With the downloaded rawacf files and their matching sha1sum hash outputs, the files are first checked for file size. Then the hash of the downloaded file is checked against the matching hash that was generated at the University of Leicester. If the hashes match, then the file is put through a final decompression test.
If the downloaded file passes all of these tests the file is then staged up for the USask to download. The file is then moved into our data archive for further processing. Lastly, the rawacf filename as well as the corresponding hash output filename are added to a list of files to be removed from the University of Leicester staging area. Once all the files have been checked, a last sftp command is issued to remove all of the successfully downloaded files.

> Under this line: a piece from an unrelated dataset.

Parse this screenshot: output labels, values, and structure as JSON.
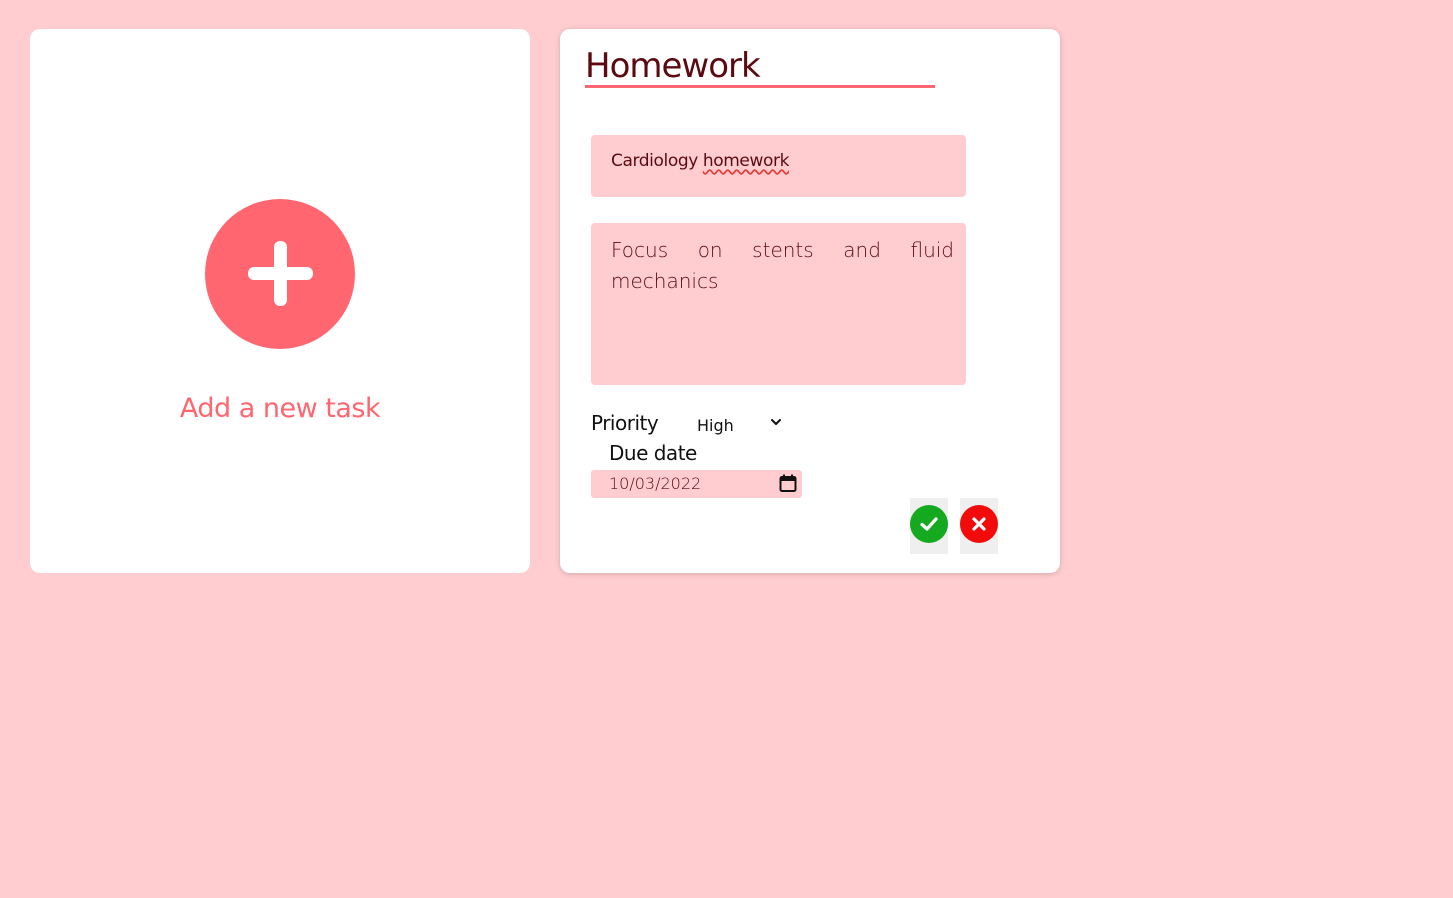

Show PRIC download summary
PRIC radar (zho)
Currently, the Polar Research Institute of China (PRIC) is the only SuperDARN institution that pushes data to Virginia Tech instead of the data being downloaded by Virginia Tech. Our colleagues there have noted that the data transfer is much quicker if they can upload the data to our server. Updates from the Zhongshan radar is only available once a year since the rawacf files are transported by physical disk back from the Antarctic once a year.
PRIC has been given an account on a staging server and uploads the data to this staging server. Upon periodic checking some of the uploaded data is checked for file size as well as compression integrity. If the file passes both of these tests, then the file is staged up for USask to download them as well as the file is moved into the Virginia Tech data archive.
A program, FileZilla was used during the May 2014 upload period to upload the majority of the Dec. 2012 to Dec. 2013 data.